Говоря это, он начал сворачивать новую папироску и сразу закурил. Феозва болезненно поморщилась и ворчливым тоном заявила:
— Ты же знаешь, я не выношу дыма. Сколько раз просила не курить при мне, но ты словно не слышишь моих просьб.
— Эка неженка стала, раньше молчала, а тут погляди на нее. До тебя дым не доходит, не переживай. — И он приоткрыл форточку. — Кстати, Оленька тоже покуривала, как и другие мои сестры-грешницы. Да и ты одно время, кажись, пробовала, да, видать, не понравилось, перестала. Может, и правильно, а то, знаешь, целовать пепельницу не очень-то и приятно…
— Нечасто ты этим в последнее время озабочен, уж не помню, когда такое было, — кокетливо заявила она.
— Да хоть прямо сейчас, — шутливо ответил он и соскочил с кресла, шагнул к ней, не выпуская из пальцев папиросу.
— Не надо, я уже ко сну собралась, приходи давай, буду ждать. — И она, кокетливо улыбнувшись, скрылась в дверях.
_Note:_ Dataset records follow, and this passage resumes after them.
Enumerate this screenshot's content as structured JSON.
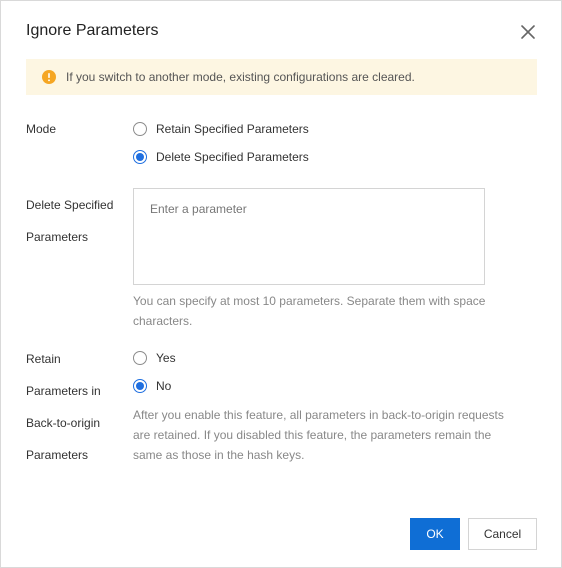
{
  "dialog": {
    "title": "Ignore Parameters"
  },
  "icons": {
    "close": "close-icon",
    "warning": "warning-icon"
  },
  "banner": {
    "text": "If you switch to another mode, existing configurations are cleared.",
    "background": "#fdf6e2",
    "icon_color": "#f5a623"
  },
  "mode": {
    "label": "Mode",
    "options": [
      {
        "label": "Retain Specified Parameters",
        "checked": false
      },
      {
        "label": "Delete Specified Parameters",
        "checked": true
      }
    ]
  },
  "delete_params": {
    "label_line1": "Delete Specified",
    "label_line2": "Parameters",
    "placeholder": "Enter a parameter",
    "value": "",
    "help_line1": "You can specify at most 10 parameters. Separate them with space",
    "help_line2": "characters."
  },
  "retain_back_to_origin": {
    "label_line1": "Retain",
    "label_line2": "Parameters in",
    "label_line3": "Back-to-origin",
    "label_line4": "Parameters",
    "options": [
      {
        "label": "Yes",
        "checked": false
      },
      {
        "label": "No",
        "checked": true
      }
    ],
    "help_line1": "After you enable this feature, all parameters in back-to-origin requests",
    "help_line2": "are retained. If you disabled this feature, the parameters remain the",
    "help_line3": "same as those in the hash keys."
  },
  "footer": {
    "ok_label": "OK",
    "cancel_label": "Cancel"
  },
  "colors": {
    "primary": "#0f6ed5",
    "radio_checked": "#1f6fe0",
    "help_text": "#888888"
  }
}
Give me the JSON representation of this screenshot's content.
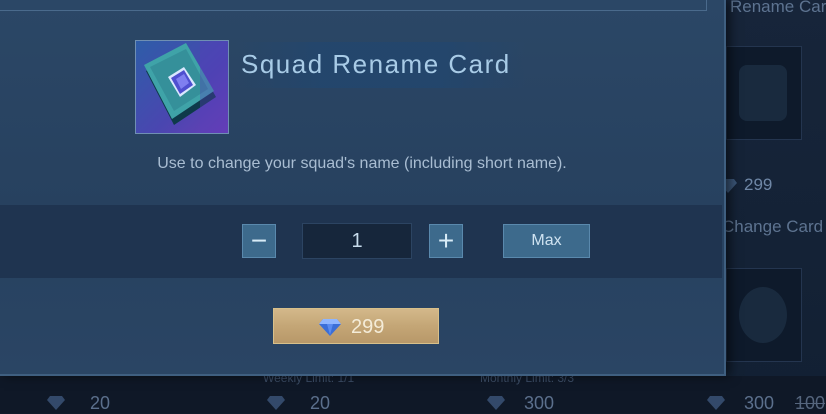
{
  "dialog": {
    "item_name": "Squad Rename Card",
    "description": "Use to change your squad's name (including short name).",
    "quantity": "1",
    "minus_label": "−",
    "plus_label": "+",
    "max_label": "Max",
    "price": "299"
  },
  "background_shop": {
    "right_column": [
      {
        "label": "Rename Car",
        "price": "299"
      },
      {
        "label": "Change Card"
      }
    ],
    "limits": [
      "Weekly Limit: 1/1",
      "Monthly Limit: 3/3"
    ],
    "bottom_prices": [
      "20",
      "20",
      "300",
      "300"
    ],
    "strike_price": "100"
  },
  "colors": {
    "dialog_bg": "#2a4564",
    "accent_button": "#3d6a8c",
    "buy_button": "#c4a676",
    "title_text": "#a8cbe6"
  }
}
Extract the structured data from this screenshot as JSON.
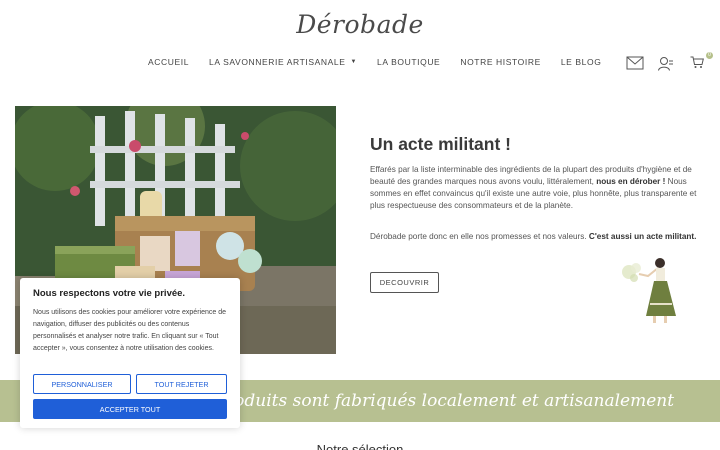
{
  "brand": {
    "logo": "Dérobade"
  },
  "nav": {
    "items": [
      {
        "label": "ACCUEIL"
      },
      {
        "label": "LA SAVONNERIE ARTISANALE",
        "dropdown": true
      },
      {
        "label": "LA BOUTIQUE"
      },
      {
        "label": "NOTRE HISTOIRE"
      },
      {
        "label": "LE BLOG"
      }
    ],
    "icons": [
      "mail-icon",
      "account-icon",
      "cart-icon"
    ],
    "cart_count": "0"
  },
  "hero": {
    "title": "Un acte militant !",
    "para1_a": "Effarés par la liste interminable des ingrédients de la plupart des produits d'hygiène et de beauté des grandes marques nous avons voulu, littéralement, ",
    "para1_b": "nous en dérober !",
    "para1_c": " Nous sommes en effet convaincus qu'il existe une autre voie, plus honnête, plus transparente et plus respectueuse des consommateurs et de la planète.",
    "para2_a": "Dérobade porte donc en elle nos promesses et nos valeurs. ",
    "para2_b": "C'est aussi un acte militant.",
    "button": "DECOUVRIR"
  },
  "banner": {
    "text": "Nos produits sont fabriqués localement et artisanalement"
  },
  "section": {
    "title": "Notre sélection"
  },
  "cookie": {
    "title": "Nous respectons votre vie privée.",
    "body": "Nous utilisons des cookies pour améliorer votre expérience de navigation, diffuser des publicités ou des contenus personnalisés et analyser notre trafic. En cliquant sur « Tout accepter », vous consentez à notre utilisation des cookies.",
    "customize": "PERSONNALISER",
    "reject": "TOUT REJETER",
    "accept": "ACCEPTER TOUT"
  },
  "colors": {
    "accent_green": "#b7c091",
    "cookie_blue": "#1f5fd8"
  }
}
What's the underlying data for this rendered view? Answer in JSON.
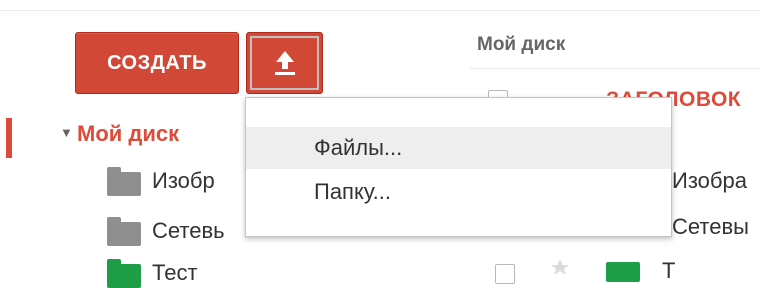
{
  "toolbar": {
    "create_label": "СОЗДАТЬ",
    "upload_icon": "upload-arrow-icon"
  },
  "breadcrumb": "Мой диск",
  "list_header": {
    "title_partial": "ЗАГОЛОВОК"
  },
  "tree": {
    "root_label": "Мой диск",
    "items": [
      {
        "label": "Изобр",
        "folder_color": "#8f8f8f"
      },
      {
        "label": "Сетевь",
        "folder_color": "#8f8f8f"
      },
      {
        "label": "Тест",
        "folder_color": "#1e9e47"
      }
    ]
  },
  "list": {
    "items": [
      {
        "label": "Изобра"
      },
      {
        "label": "Сетевы"
      },
      {
        "label": "Т"
      }
    ]
  },
  "upload_menu": {
    "items": [
      {
        "label": "Файлы..."
      },
      {
        "label": "Папку..."
      }
    ]
  },
  "colors": {
    "accent": "#d14836",
    "title_red": "#dd4b39",
    "folder_gray": "#8f8f8f",
    "folder_green": "#1e9e47"
  }
}
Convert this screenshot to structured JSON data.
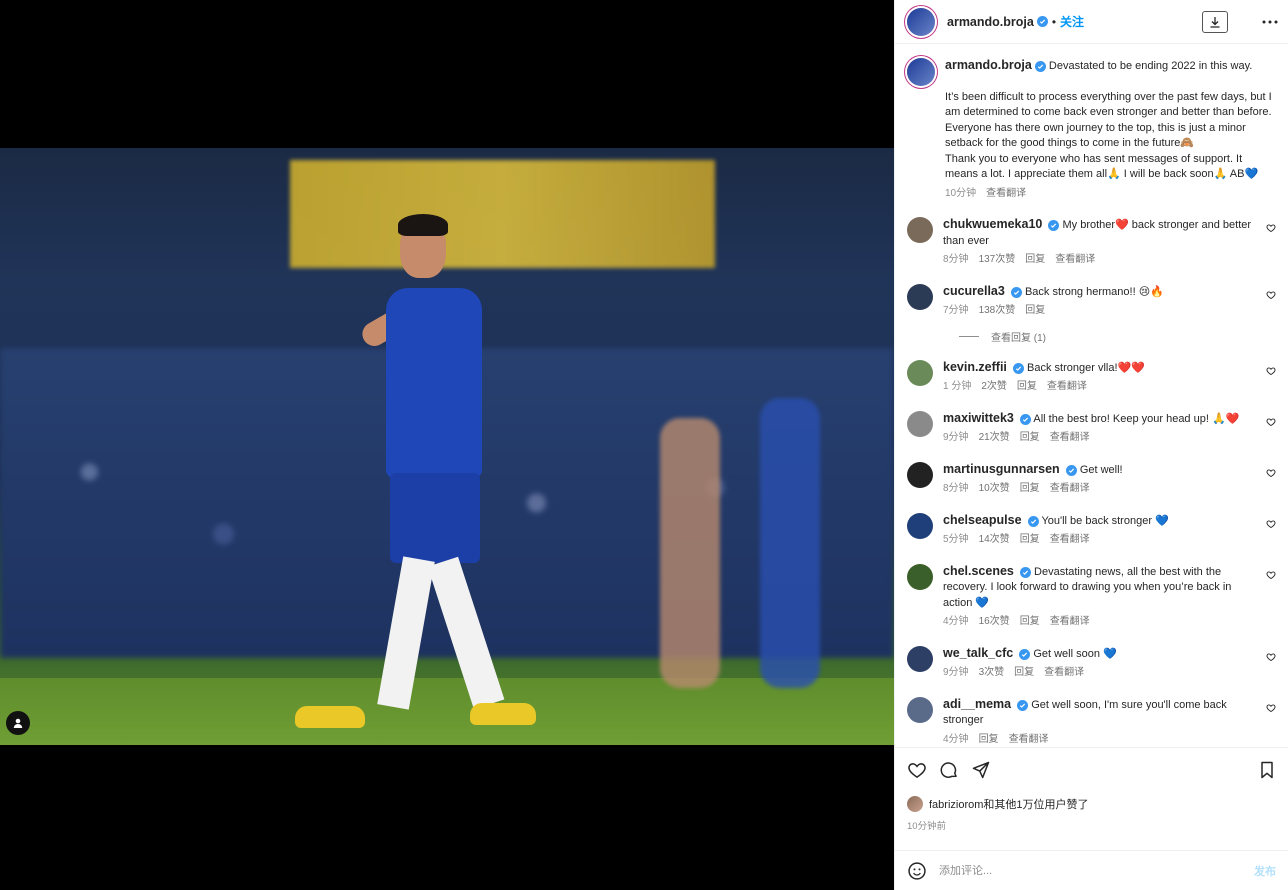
{
  "post": {
    "author": "armando.broja",
    "follow_label": "关注",
    "dot": "•",
    "caption": {
      "lines": [
        "Devastated to be ending 2022 in this way.",
        "It’s been difficult to process everything over the past few days, but I am determined to come back even stronger and better than before.",
        "Everyone has there own journey to the top, this is just a minor setback for the good things to come in the future🙈",
        "Thank you to everyone who has sent messages of support. It means a lot. I appreciate them all🙏 I will be back soon🙏 AB💙"
      ],
      "time": "10分钟",
      "translate": "查看翻译"
    },
    "likes_text": "fabriziorom和其他1万位用户赞了",
    "posted_time": "10分钟前",
    "comment_placeholder": "添加评论...",
    "post_label": "发布"
  },
  "comments": [
    {
      "user": "chukwuemeka10",
      "text": "My brother❤️ back stronger and better than ever",
      "time": "8分钟",
      "likes": "137次赞",
      "reply": "回复",
      "translate": "查看翻译"
    },
    {
      "user": "cucurella3",
      "text": "Back strong hermano!! 😢🔥",
      "time": "7分钟",
      "likes": "138次赞",
      "reply": "回复",
      "translate": "",
      "view_replies": "查看回复 (1)"
    },
    {
      "user": "kevin.zeffii",
      "text": "Back stronger vlla!❤️❤️",
      "time": "1 分钟",
      "likes": "2次赞",
      "reply": "回复",
      "translate": "查看翻译"
    },
    {
      "user": "maxiwittek3",
      "text": "All the best bro! Keep your head up! 🙏❤️",
      "time": "9分钟",
      "likes": "21次赞",
      "reply": "回复",
      "translate": "查看翻译"
    },
    {
      "user": "martinusgunnarsen",
      "text": "Get well!",
      "time": "8分钟",
      "likes": "10次赞",
      "reply": "回复",
      "translate": "查看翻译"
    },
    {
      "user": "chelseapulse",
      "text": "You'll be back stronger 💙",
      "time": "5分钟",
      "likes": "14次赞",
      "reply": "回复",
      "translate": "查看翻译"
    },
    {
      "user": "chel.scenes",
      "text": "Devastating news, all the best with the recovery. I look forward to drawing you when you’re back in action 💙",
      "time": "4分钟",
      "likes": "16次赞",
      "reply": "回复",
      "translate": "查看翻译"
    },
    {
      "user": "we_talk_cfc",
      "text": "Get well soon 💙",
      "time": "9分钟",
      "likes": "3次赞",
      "reply": "回复",
      "translate": "查看翻译"
    },
    {
      "user": "adi__mema",
      "text": "Get well soon, I'm sure you'll come back stronger",
      "time": "4分钟",
      "likes": "",
      "reply": "回复",
      "translate": "查看翻译"
    }
  ],
  "colors": {
    "link": "#0095f6",
    "verified": "#3897f0",
    "heart": "#ed4956"
  },
  "icons": [
    "user-tag-icon",
    "download-icon",
    "more-icon",
    "heart-icon",
    "comment-icon",
    "share-icon",
    "bookmark-icon",
    "emoji-icon",
    "verified-icon"
  ]
}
Менделеев, оставшись один, загасил папиросу, несколько минут посидел в раздумье, подошел к шкафу и, чуть порывшись, достал с полки карандашный рисунок сестры Ольги. Положил его на стул, измерил линейкой, достал из ящичка свои принадлежности и умело соорудил рамку под рисунок, наклеил траурную ленточку в нижнем углу, сделал петельку и повесил на стену, где уже висели такие же рисунки его умерших родственников. Оглянулся, убедившись, что никто не вошел в кабинет, торопливо перекрестился и губами неслышно что-то прошептал. После чего погасил лампу и пошел, чуть сутулясь в спальню к ожидающей его жене.
Глава вторая
На следующий день, как и договаривались, они отправились в церковь. Феозва вошла в храм, а он остался на улице, прохаживаясь чуть в стороне и сосредоточенно думая о чем-то своем. Неожиданно к нему подошел незнакомый мужчина в богатой шубе с лисьим воротником и, приподняв край цилиндра, спросил:
— Прошу прощения, если ошибся, но не вы ли будете Дмитрий Менделеев? Я вас с Москвы не видел, когда вы гостили у своего дядюшки, а оно вон сколько годков пробежало… Не берусь подсчитать, сколько.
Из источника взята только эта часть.